The problem is that definition isn't how Minnesota's truancy laws were written. The definition for a "habitual truant" is a child under 16 who has unexcused absences on seven days in elementary school, or for one or more class periods on seven days in the higher grades. There's nothing about the flexible scheduling of online schools nor any provision for academic progress.
"When that was written, I'm sure there weren't many online schools," said Matt Engelking, chief of the juvenile division in the Stearns County attorney's office, which was initially reluctant to bring truancy cases because of the uncertainty.
Engelking said his office has decided it's best for the students to push the online cases forward and hope the county's judges don't throw them out. He said the Legislature needs to update the law so online truants and their families don't escape consequences.
"As our society changes, and the ways we educate kids, we need to make sure that our laws are keeping pace with that, otherwise there's the possibility that kids will fall through the cracks and not get the help they might need," Engelking said.
Not all county attorneys agree. Clay County won't bring the cases forward because authorities there say they have no way to track online attendance. "We're not legally allowed to go into their house and see if they have been online or not," said Tracy Sunde, a county social worker who works with truants.
When a Minnesota school considers a student habitually truant, it's legally obligated to notify the authorities in the students' home county -- meaning an online school may work with all 87 Minnesota counties. The notification triggers a process that typically includes meetings between educators, county officials and the student's family to write a court-approved plan to get the student back to school. Violators can be sentenced to community service or fined. In very rare cases, parents can lose custody of the child.
Chisago County Attorney Janet Reiter, chairwoman of the juvenile law committee of the Minnesota County Attorney's Association, said the committee has begun drafting a bill to close the gap between the truancy law and online schools. They hope to submit it to the Legislature next year.
The effort is part of a broader movement around the country to bring education laws written in late 18th and early 19th centuries up-to-date with online education, said Frederick Hess, director of Education Policy Studies at the American Enterprise Institute, who has written about the conflict.
"This truancy question ... is kind of the raw and exposed nerve between the clash of all of these century-and-a-half-old routines and the potentials that are in front of us," he said. Similar debates have sprung up around requirements for a set numbers of hours in a school day, for example, Hess said.
The number of students in full-time online classes at state-approved schools more than tripled, to 12,000, during the three school years ending in 2009-2010, according to a legislative auditor's report in September. Another 8,000 students took online courses offered at their brick-and-mortar schools.

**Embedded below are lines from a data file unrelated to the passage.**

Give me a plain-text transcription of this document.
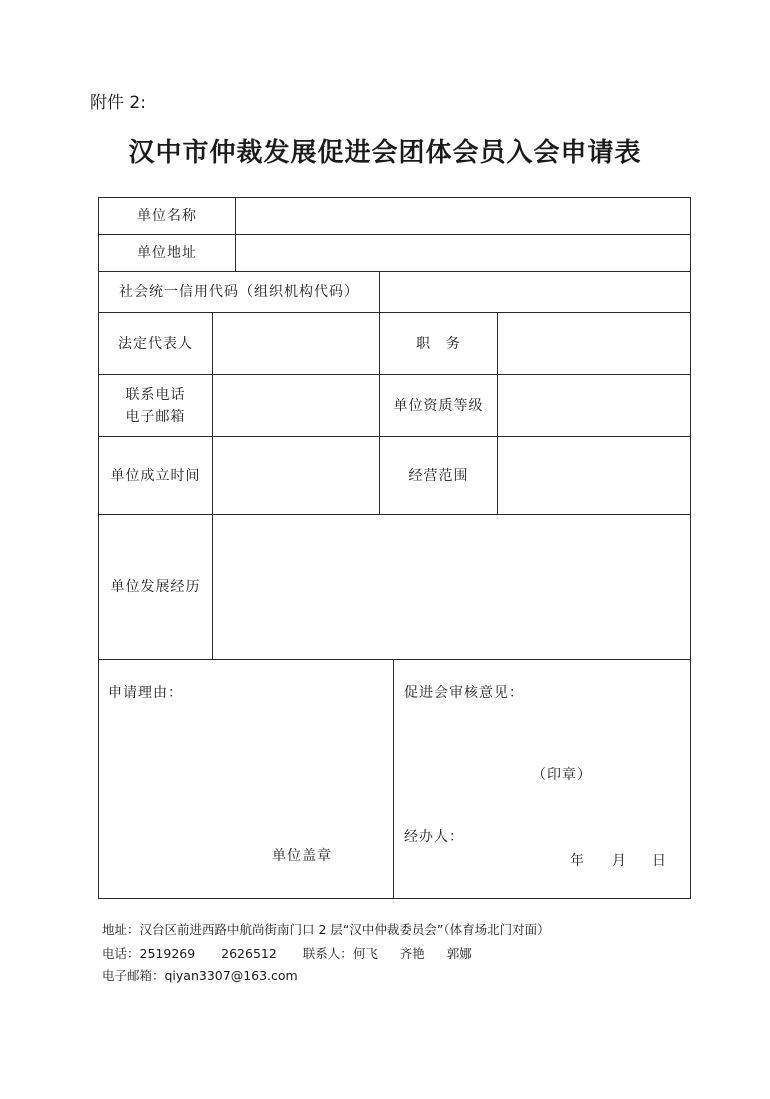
附件 2:
汉中市仲裁发展促进会团体会员入会申请表
单位名称
单位地址
社会统一信用代码（组织机构代码）
法定代表人	职　务
联系电话
电子邮箱
单位资质等级
单位成立时间	经营范围
单位发展经历
申请理由：
单位盖章
促进会审核意见：
（印章）
经办人：
年 月 日
地址：汉台区前进西路中航尚街南门口 2 层“汉中仲裁委员会”（体育场北门对面）
电话：2519269 2626512 联系人：何飞 齐艳 郭娜
电子邮箱：qiyan3307@163.com
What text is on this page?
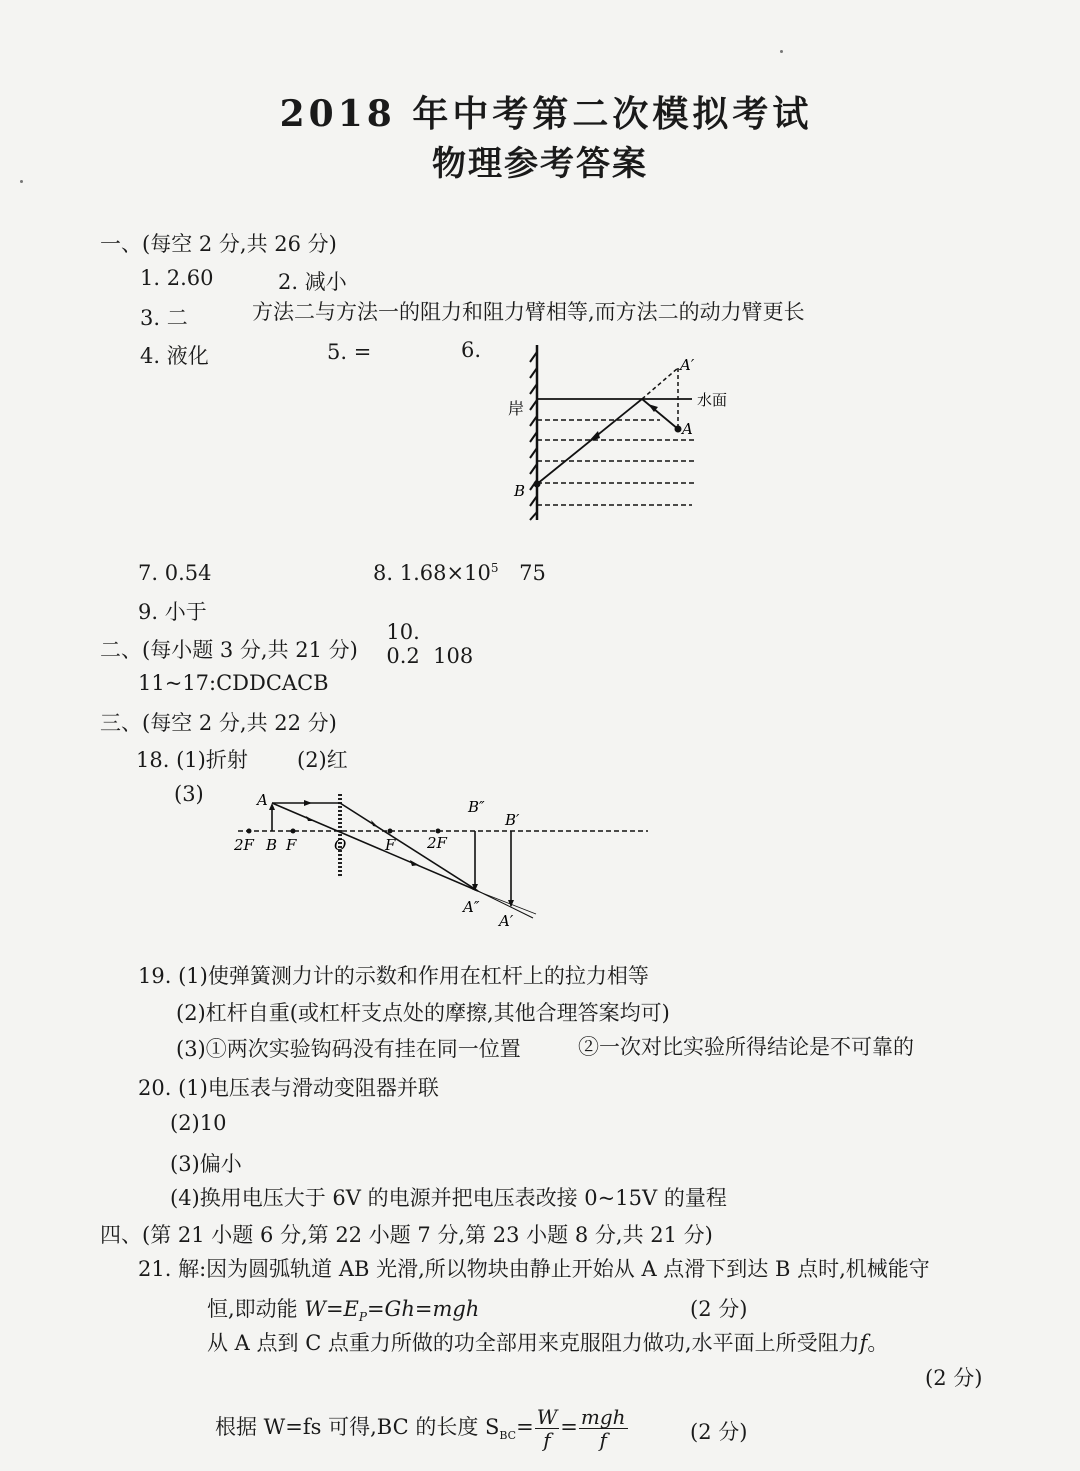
2018 年中考第二次模拟考试
物理参考答案
一、(每空 2 分,共 26 分)
1. 2.60	2. 减小
3. 二	方法二与方法一的阻力和阻力臂相等,而方法二的动力臂更长
4. 液化	5. =	6.
岸	水面
A
A′
B
7. 0.54	8. $1.68\times 10^5$ 75
9. 小于

10.
0.2  108

二、(每小题 3 分,共 21 分)
11~17:CDDCACB
三、(每空 2 分,共 22 分)
18. (1)折射 (2)红
(3)	A
2F B F	O	F 2F
B″
B′
A″
A′
19. (1)使弹簧测力计的示数和作用在杠杆上的拉力相等
(2)杠杆自重(或杠杆支点处的摩擦,其他合理答案均可)
(3)①两次实验钩码没有挂在同一位置	②一次对比实验所得结论是不可靠的
20. (1)电压表与滑动变阻器并联
(2)10
(3)偏小
(4)换用电压大于 6V 的电源并把电压表改接 0~15V 的量程
四、(第 21 小题 6 分,第 22 小题 7 分,第 23 小题 8 分,共 21 分)
21. 解:因为圆弧轨道 AB 光滑,所以物块由静止开始从 A 点滑下到达 B 点时,机械能守
恒,即动能 $W=E_P=Gh=mgh$	(2 分)
从 A 点到 C 点重力所做的功全部用来克服阻力做功,水平面上所受阻力f。
(2 分)
根据 W=fs 可得,BC 的长度 $S_{BC}= \frac{W}{f} = \frac{\text{mgh}}{f}$	(2 分)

The same report raised concerns about performance, with 12th-grade dropouts from online schools jumping from 18 percent to 25 percent over the three years ending in 2009-2010. That compared to just 3 percent in all schools statewide.

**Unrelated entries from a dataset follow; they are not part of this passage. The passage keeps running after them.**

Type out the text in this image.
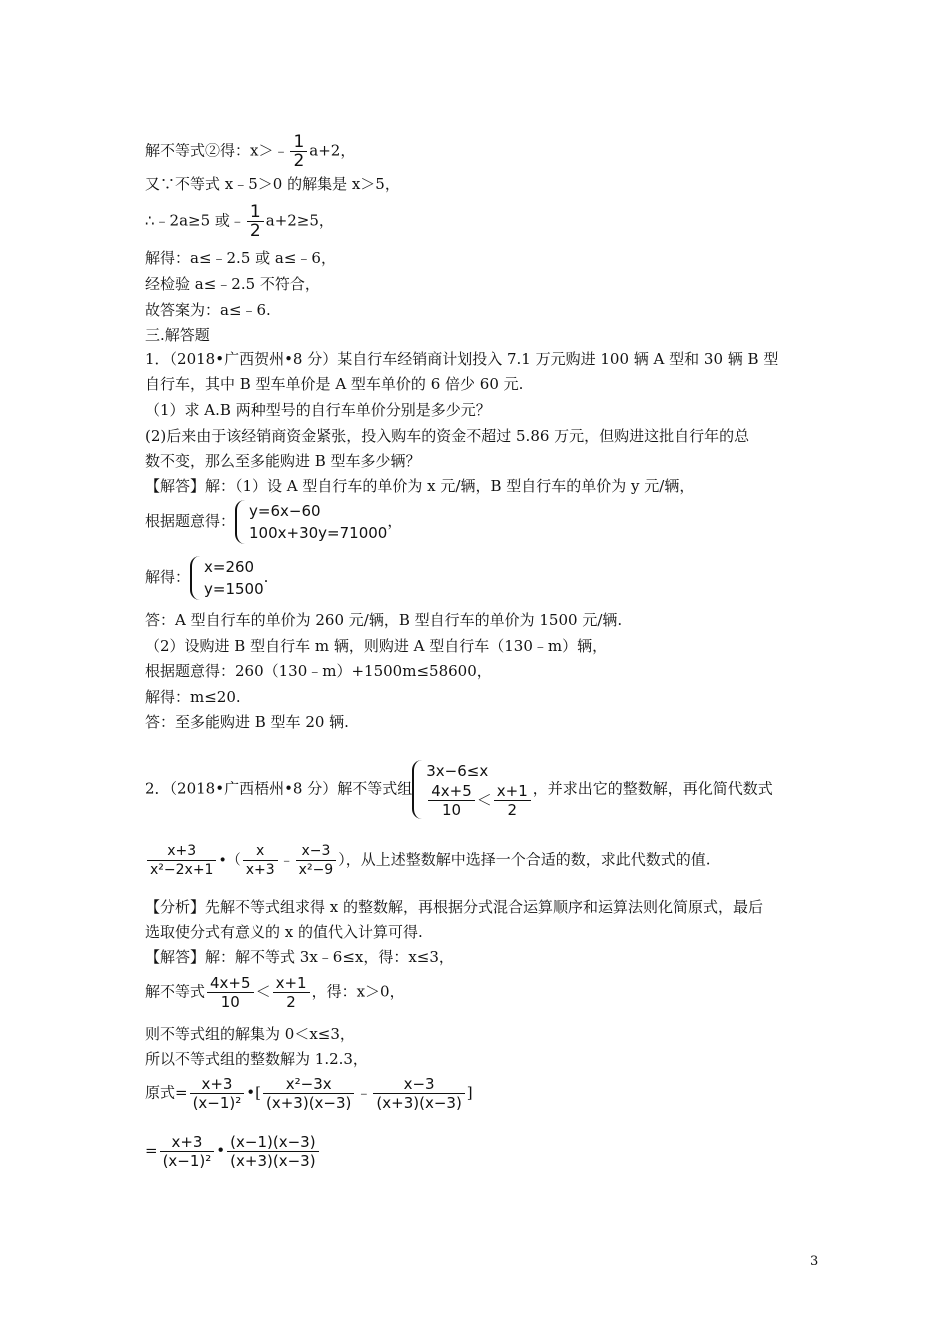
解不等式②得：x＞﹣ $\frac{1}{2} a+2$，
又∵不等式 x﹣5＞0 的解集是 x＞5，
∴﹣2a≥5 或﹣ $\frac{1}{2} a+2\ge 5$，
解得：a≤﹣2.5 或 a≤﹣6，
经检验 a≤﹣2.5 不符合，
故答案为：a≤﹣6.
三.解答题
1．（2018•广西贺州•8 分）某自行车经销商计划投入 7.1 万元购进 100 辆 A 型和 30 辆 B 型
自行车，其中 B 型车单价是 A 型车单价的 6 倍少 60 元.
（1）求 A.B 两种型号的自行车单价分别是多少元？
(2)后来由于该经销商资金紧张，投入购车的资金不超过 5.86 万元，但购进这批自行年的总
数不变，那么至多能购进 B 型车多少辆？
【解答】解：（1）设 A 型自行车的单价为 x 元/辆，B 型自行车的单价为 y 元/辆，
根据题意得：
y=6x−60
100x+30y=71000
，
解得：
x=260
y=1500
.
答：A 型自行车的单价为 260 元/辆，B 型自行车的单价为 1500 元/辆.
（2）设购进 B 型自行车 m 辆，则购进 A 型自行车（130﹣m）辆，
根据题意得：260（130﹣m）+1500m≤58600，
解得：m≤20.
答：至多能购进 B 型车 20 辆.
2．（2018•广西梧州•8 分）解不等式组
3x−6≤x
$\frac{4x+5}{10} < \frac{x+1}{2}$ ，并求出它的整数解，再化简代数式
$\frac{x+3}{\text{x²−2x+1}}$ •（ $\frac{x}{x+3}$ ﹣ $\frac{x-3}{\text{x²−9}}$ ），从上述整数解中选择一个合适的数，求此代数式的值.
【分析】先解不等式组求得 x 的整数解，再根据分式混合运算顺序和运算法则化简原式，最后
选取使分式有意义的 x 的值代入计算可得.
【解答】解：解不等式 3x﹣6≤x，得：x≤3，
解不等式 $\frac{4x+5}{10} < \frac{x+1}{2}$ ，得：x＞0，
则不等式组的解集为 0＜x≤3，
所以不等式组的整数解为 1.2.3，
原式= $\frac{x+3}{\text{(x−1)²}}$ •[ $\frac{\text{x²−3x}}{(x+3)(x-3)}$ ﹣ $\frac{x-3}{(x+3)(x-3)}$ ]
= $\frac{x+3}{\text{(x−1)²}}$ • $\frac{(x-1)(x-3)}{(x+3)(x-3)}$
3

State education data shows online truancy accounted for 3 percent of the 46,000-plus cases reported last year, while online enrollment was less than 1 percent of the state total.
Bender, the Minnesota Virtual High School dean, said operating under the current law isn't sustainable as more families turn to online schools for scheduling flexibility or because traditional schools aren't working. She said there should be clear legal consequences for students and their parents for skipping class.
If not, she said, "The public will view it as truant kids can just fly over to online schools and escape truancy interventions."